ACT UP/SF, however, split in the fall, with some members wanting to focus on HIV treatment while others favored a broader social justice agenda. The former group started ACT UP/Golden Gate (later renamed Survive AIDS), while the latter group dwindled in numbers and eventually became dominated by AIDS dissidents.

By the late 1990s, effective new drug cocktails began to restore health and allow many HIV-positive people to resume more normal lives, and the focus of AIDS activism shifted to ensuring access to the new treatments for underserved people in the U.S. and the millions living with HIV worldwide.

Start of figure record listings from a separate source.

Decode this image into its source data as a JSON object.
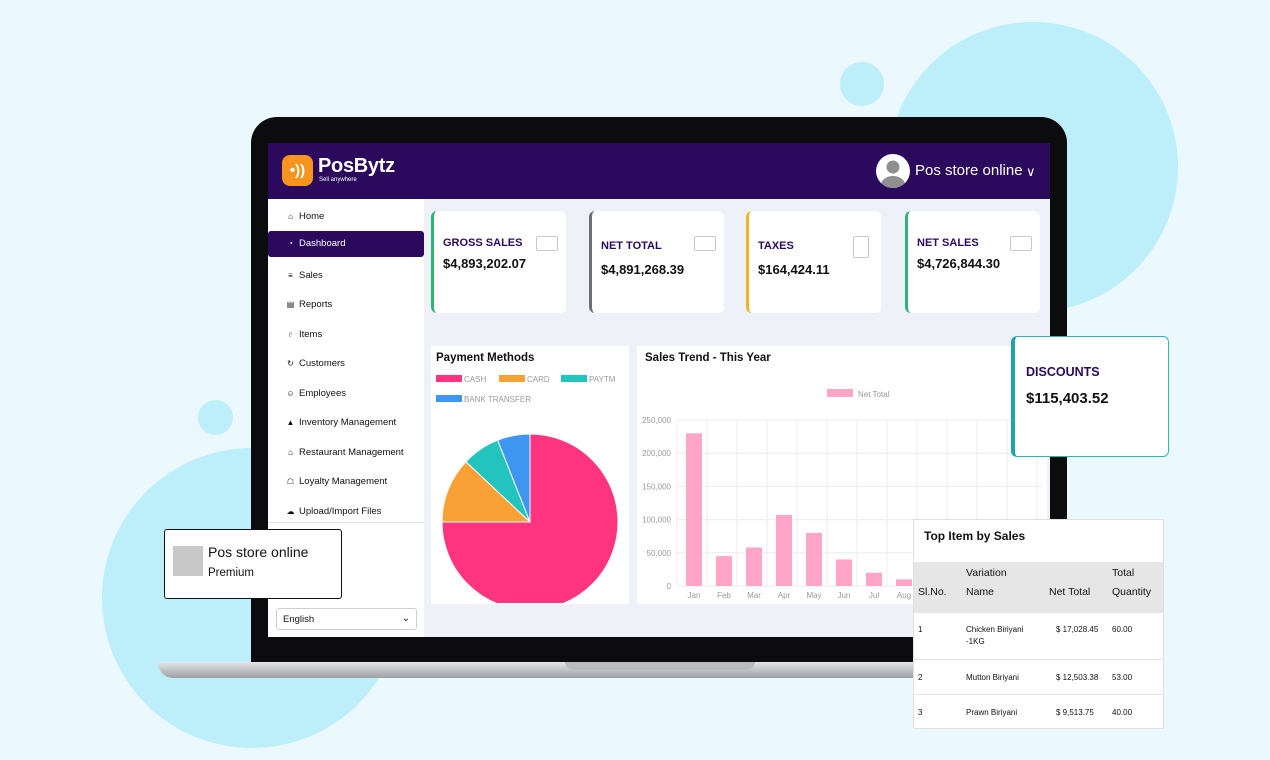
{
  "header": {
    "logo_mark": "•))",
    "brand": "PosBytz",
    "tagline": "Sell anywhere",
    "store_name": "Pos store online",
    "chevron": "∨"
  },
  "sidebar": {
    "items": [
      {
        "label": "Home",
        "icon": "⌂"
      },
      {
        "label": "Dashboard",
        "icon": "◔"
      },
      {
        "label": "Sales",
        "icon": "≡"
      },
      {
        "label": "Reports",
        "icon": "▤"
      },
      {
        "label": "Items",
        "icon": "♇"
      },
      {
        "label": "Customers",
        "icon": "↻"
      },
      {
        "label": "Employees",
        "icon": "☺"
      },
      {
        "label": "Inventory Management",
        "icon": "▲"
      },
      {
        "label": "Restaurant Management",
        "icon": "⌂"
      },
      {
        "label": "Loyalty Management",
        "icon": "☖"
      },
      {
        "label": "Upload/Import Files",
        "icon": "☁"
      }
    ],
    "language": "English",
    "language_arrow": "⌄"
  },
  "stats": [
    {
      "label": "GROSS SALES",
      "value": "$4,893,202.07",
      "color": "#2bb673"
    },
    {
      "label": "NET TOTAL",
      "value": "$4,891,268.39",
      "color": "#6f6f6f"
    },
    {
      "label": "TAXES",
      "value": "$164,424.11",
      "color": "#f0b323"
    },
    {
      "label": "NET SALES",
      "value": "$4,726,844.30",
      "color": "#2bb673"
    }
  ],
  "payment_methods": {
    "title": "Payment Methods"
  },
  "sales_trend": {
    "title": "Sales Trend - This Year"
  },
  "store_popup": {
    "title": "Pos store online",
    "subtitle": "Premium"
  },
  "discounts": {
    "label": "DISCOUNTS",
    "value": "$115,403.52"
  },
  "top_items": {
    "title": "Top Item by Sales",
    "headers": {
      "slno": "Sl.No.",
      "variation_1": "Variation",
      "variation_2": "Name",
      "net_total": "Net Total",
      "qty_1": "Total",
      "qty_2": "Quantity"
    },
    "rows": [
      {
        "slno": "1",
        "name": "Chicken Biriyani",
        "name2": "-1KG",
        "net_total": "$ 17,028.45",
        "qty": "60.00"
      },
      {
        "slno": "2",
        "name": "Mutton Biriyani",
        "name2": "",
        "net_total": "$ 12,503.38",
        "qty": "53.00"
      },
      {
        "slno": "3",
        "name": "Prawn Biriyani",
        "name2": "",
        "net_total": "$ 9,513.75",
        "qty": "40.00"
      }
    ]
  },
  "chart_data": [
    {
      "type": "pie",
      "title": "Payment Methods",
      "categories": [
        "CASH",
        "CARD",
        "PAYTM",
        "BANK TRANSFER"
      ],
      "values": [
        75,
        12,
        7,
        6
      ],
      "colors": [
        "#ff347f",
        "#f9a134",
        "#23c4bd",
        "#3f96f0"
      ],
      "legend": "top-left"
    },
    {
      "type": "bar",
      "title": "Sales Trend - This Year",
      "categories": [
        "Jan",
        "Feb",
        "Mar",
        "Apr",
        "May",
        "Jun",
        "Jul",
        "Aug"
      ],
      "series": [
        {
          "name": "Net Total",
          "values": [
            230000,
            45000,
            58000,
            107000,
            80000,
            40000,
            20000,
            10000
          ]
        }
      ],
      "ylim": [
        0,
        250000
      ],
      "yticks": [
        "0",
        "50,000",
        "100,000",
        "150,000",
        "200,000",
        "250,000"
      ],
      "bar_color": "#ffa5c8",
      "legend": "top-center",
      "grid": true
    }
  ]
}
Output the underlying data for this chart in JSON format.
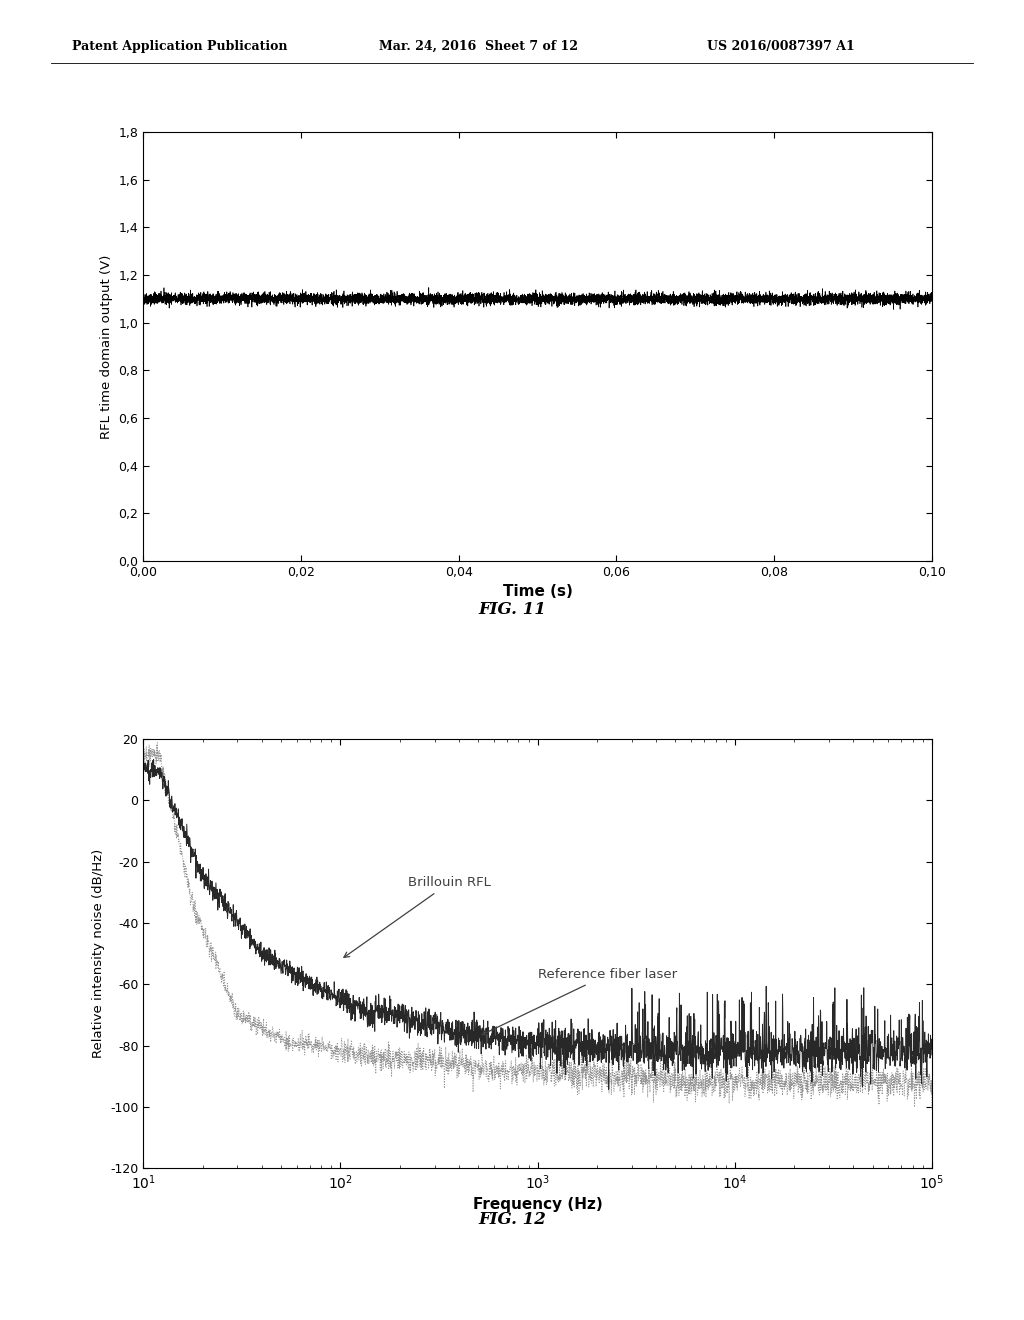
{
  "header_left": "Patent Application Publication",
  "header_mid": "Mar. 24, 2016  Sheet 7 of 12",
  "header_right": "US 2016/0087397 A1",
  "fig1": {
    "title": "FIG. 11",
    "ylabel": "RFL time domain output (V)",
    "xlabel": "Time (s)",
    "xlim": [
      0.0,
      0.1
    ],
    "ylim": [
      0.0,
      1.8
    ],
    "yticks": [
      0.0,
      0.2,
      0.4,
      0.6,
      0.8,
      1.0,
      1.2,
      1.4,
      1.6,
      1.8
    ],
    "xticks": [
      0.0,
      0.02,
      0.04,
      0.06,
      0.08,
      0.1
    ],
    "signal_mean": 1.1,
    "signal_noise": 0.012,
    "line_color": "#000000"
  },
  "fig2": {
    "title": "FIG. 12",
    "ylabel": "Relative intensity noise (dB/Hz)",
    "xlabel": "Frequency (Hz)",
    "xlim_log": [
      1,
      5
    ],
    "ylim": [
      -120,
      20
    ],
    "yticks": [
      -120,
      -100,
      -80,
      -60,
      -40,
      -20,
      0,
      20
    ],
    "label_brillouin": "Brillouin RFL",
    "label_reference": "Reference fiber laser",
    "line_color_brillouin": "#282828",
    "line_color_reference": "#888888"
  },
  "background_color": "#ffffff",
  "text_color": "#000000"
}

"We didn't have the word 'intersectionality' back then, but that's what the ACT UP/SF philosophy was all about. It wasn't enough to just demand 'drugs into bodies.' You had to ask 'whose bodies?'" said Nelson. "One of our fears was that AIDS might become a two-tiered epidemic, and that's exactly what is happening now. We have effective treatments, but we don't have equal access."

But for many of those who lived through the 1990s – both long-term HIV/AIDS survivors and their HIV-negative loved ones and supporters, the grief of those years are not forgotten.

"I was so sure at the time that transforming my grief to anger, and then using the anger to fuel my activism was a solution to the trauma of losing friend after friend," said Rebecca Hensler, who founded the secular grief support website Grief Beyond Belief after losing her infant son. "We were surrounded by a society that at best didn't care and at worst hated us and wanted us dead, so there were infinite reasons for anger. But now I think it is finally time for AIDS activists – those of us still here – to come together and talk about our loss and our sorrow."

 

Reunion event details

The Friday, June 19 event – "What's Your Damage?" – will be an evening of art, performance, and discussion about how queers and activists who struggled through the AIDS crisis of the 1980s and 1990s are surviving in the present day (8:30 p.m. at Magnet, 4122 18th Street).

The Saturday, June 20 living history panel will feature members of the original ACT UP/San Francisco – Ciasullo, Jorge Cortinas, Crystal Mason, Mike Shriver, and Laura Thomas – discussing what went on behind the scenes of the protests and their legacy for today (4:30 p.m., San Francisco LGBT Community Center, 1800 Market Street).

The panel will be followed by a party at Cafe Flore, a frequent hangout of ACT UP members in the late 1980s and early 1990s (8 p.m., 2298 Market Street).

On Sunday, June 21 there will be a memorial to remember ACT UP members and other activists who participated in the 1990 actions. The ceremony will take place in the Audre Lorde Room at the Women's Building, where ACT UP/SF met at the time, followed by a march to the Castro (12:30 p.m., Women's Building, 3543 18th Street).

"It was like a war, except it was invisible to the rest of society," said Nelson. "I think those of us who are still here, who are able to, feel a sense of obligation to speak up about it. We want people now to learn from what we accomplished, and also from our mistakes. And we are passionate about honoring and remembering our fallen comrades."